I gathered that there has been some reorganization but the museum exists in a form that Mercer would recognize. It’s a very evocative and unique space. If I were doing serious research on anything involving technology between 1700-1850 (including domestic technology) I’d find Mercer’s collections very useful.

The Mercer Museum has a modern annex, which had an exhibit on how volunteer fire companies in Philadelphia were taken over by the state. The story is that these companies flourished in Philadelphia until around 1850. They were local and served as both social club and fire-protection service. And, like far too many clubs in Philadelphia at the time (as the Bible Riots of 1844 show) some of these fire companies engaged in anti-Catholic bigotry.
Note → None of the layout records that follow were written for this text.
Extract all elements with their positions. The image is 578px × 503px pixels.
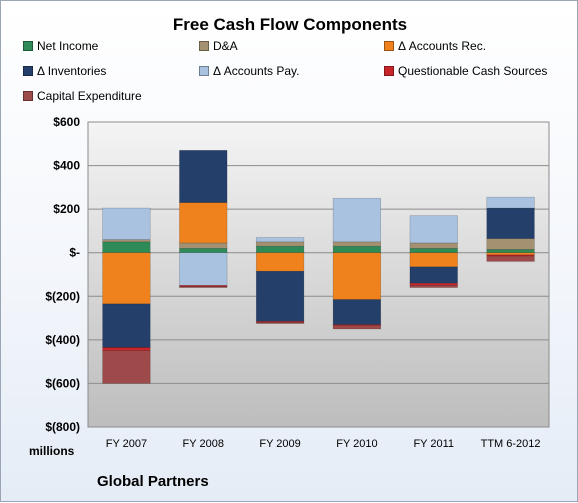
chart-title: Free Cash Flow Components	[172, 15, 408, 34]
bar-segment	[486, 254, 535, 257]
bar-segment	[486, 207, 535, 239]
x-tick-label: FY 2007	[106, 438, 147, 450]
bar-segment	[102, 252, 151, 305]
bar-segment	[332, 252, 382, 300]
bar-segment	[332, 241, 382, 247]
bar-segment	[179, 252, 228, 286]
legend-swatch	[199, 66, 209, 76]
bar-segment	[179, 248, 228, 254]
bar-segment	[409, 285, 458, 288]
bar-segment	[179, 286, 228, 288]
x-tick-label: TTM 6-2012	[481, 438, 541, 450]
legend-swatch	[23, 91, 33, 101]
bar-segment	[409, 282, 458, 286]
bar-segment	[255, 237, 305, 243]
legend-label: Capital Expenditure	[37, 89, 142, 103]
legend-item: Δ Accounts Rec.	[384, 39, 486, 53]
bar-segment	[332, 245, 382, 254]
legend-swatch	[384, 66, 394, 76]
bar-segment	[486, 196, 535, 209]
legend-label: D&A	[213, 39, 238, 53]
bar-segment	[102, 347, 151, 352]
legend-label: Net Income	[37, 39, 99, 53]
legend-item: Δ Inventories	[23, 64, 106, 78]
bar-segment	[409, 215, 458, 244]
bar-segment	[486, 252, 535, 256]
y-tick-label: $400	[53, 159, 80, 173]
x-tick-label: FY 2009	[259, 438, 300, 450]
bar-segment	[179, 242, 228, 249]
y-tick-label: $(200)	[45, 289, 80, 303]
company-name: Global Partners	[97, 473, 209, 490]
bar-segment	[179, 202, 228, 244]
bar-segment	[486, 238, 535, 250]
bar-segment	[102, 239, 151, 243]
bar-segment	[486, 255, 535, 262]
legend-item: Δ Accounts Pay.	[199, 64, 300, 78]
bar-segment	[102, 303, 151, 348]
legend-label: Δ Accounts Rec.	[398, 39, 487, 53]
x-tick-label: FY 2008	[183, 438, 224, 450]
legend-swatch	[384, 41, 394, 51]
x-tick-label: FY 2011	[413, 438, 454, 450]
bar-segment	[255, 245, 305, 254]
y-tick-label: $-	[69, 246, 80, 260]
legend-label: Questionable Cash Sources	[398, 64, 548, 78]
legend-item: Net Income	[23, 39, 98, 53]
legend-item: D&A	[199, 39, 238, 53]
y-tick-label: $(400)	[45, 333, 80, 347]
bar-segment	[255, 252, 305, 272]
y-tick-label: $(600)	[45, 376, 80, 390]
bar-segment	[179, 150, 228, 203]
y-tick-label: $(800)	[45, 420, 80, 434]
legend-swatch	[23, 41, 33, 51]
legend-swatch	[23, 66, 33, 76]
bar-segment	[102, 241, 151, 254]
bar-segment	[332, 299, 382, 325]
bar-segment	[255, 241, 305, 247]
legend-swatch	[199, 41, 209, 51]
bar-segment	[409, 248, 458, 254]
plot-background	[87, 121, 550, 428]
bar-segment	[255, 322, 305, 324]
bar-segment	[332, 197, 382, 243]
units-label: millions	[29, 444, 75, 458]
bar-segment	[409, 252, 458, 268]
bar-segment	[409, 242, 458, 249]
y-tick-label: $200	[53, 202, 80, 216]
x-tick-label: FY 2010	[336, 438, 377, 450]
legend-label: Δ Accounts Pay.	[213, 64, 300, 78]
bar-segment	[255, 270, 305, 322]
legend-item: Questionable Cash Sources	[384, 64, 547, 78]
bar-segment	[332, 325, 382, 330]
legend-label: Δ Inventories	[37, 64, 107, 78]
bar-segment	[102, 350, 151, 384]
y-tick-label: $600	[53, 115, 80, 129]
bar-segment	[102, 207, 151, 240]
legend-item: Capital Expenditure	[23, 89, 142, 103]
bar-segment	[486, 249, 535, 254]
bar-segment	[409, 266, 458, 284]
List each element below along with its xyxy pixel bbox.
There was a pretty fierce argument in Philadelphia in the 1850s and 1860s about whether homes were better protected by volunteers or the state. The pro-government side won primarily by arguing that only the city could afford large, modern equipment (powered by steam engines). The volunteer companies were nationalized in the early 1860s but survived as social clubs until 1919, when they closed up shop and donated their archives to the Mercer Museum.

Henry Mercer was also interested in art. He was a supporter of the Arts and Crafts Movement, which tried to adopt medieval and Renaissance themes for modern times. Mercer’s idea was to create tiles, and built the Moravian Pottery and Tile Works to make them. He originally made tiles based on Pennsylvania Dutch stove patterns, but later adapted all sorts of medieval patterns.

The Tile Works was created as a for-profit social enterprise, which closed around 1970. In about 1985 the Bucks County, Pennsylvania Parks Department decided to restart it as a nonprofit. They have four tile makers, and the one on duty when I visited said that tiles are made from clay that comes from a lake about 10 miles away. Most of the molds are ones Mercer used, although they make one special tile a year from their own designs.

Mercer’s final achievement was his home, Fonthill Castle, which I gather has many more examples of his collections. I didn’t have time to see it but I do plan to visit Doylestown again and look forward to seeing what the castle is like.

Henry Chapman Mercer’s legacy is important. He created an interesting museum that adds to our knowledge of the past. He created art with his tiles that still gives us pleasure. That’s a pretty good record.

I have no idea how much money Mercer used to create his museum and his tile works but he spent his wealth intelligently on projects that provide a great deal of pleasure today. He deserves our respect.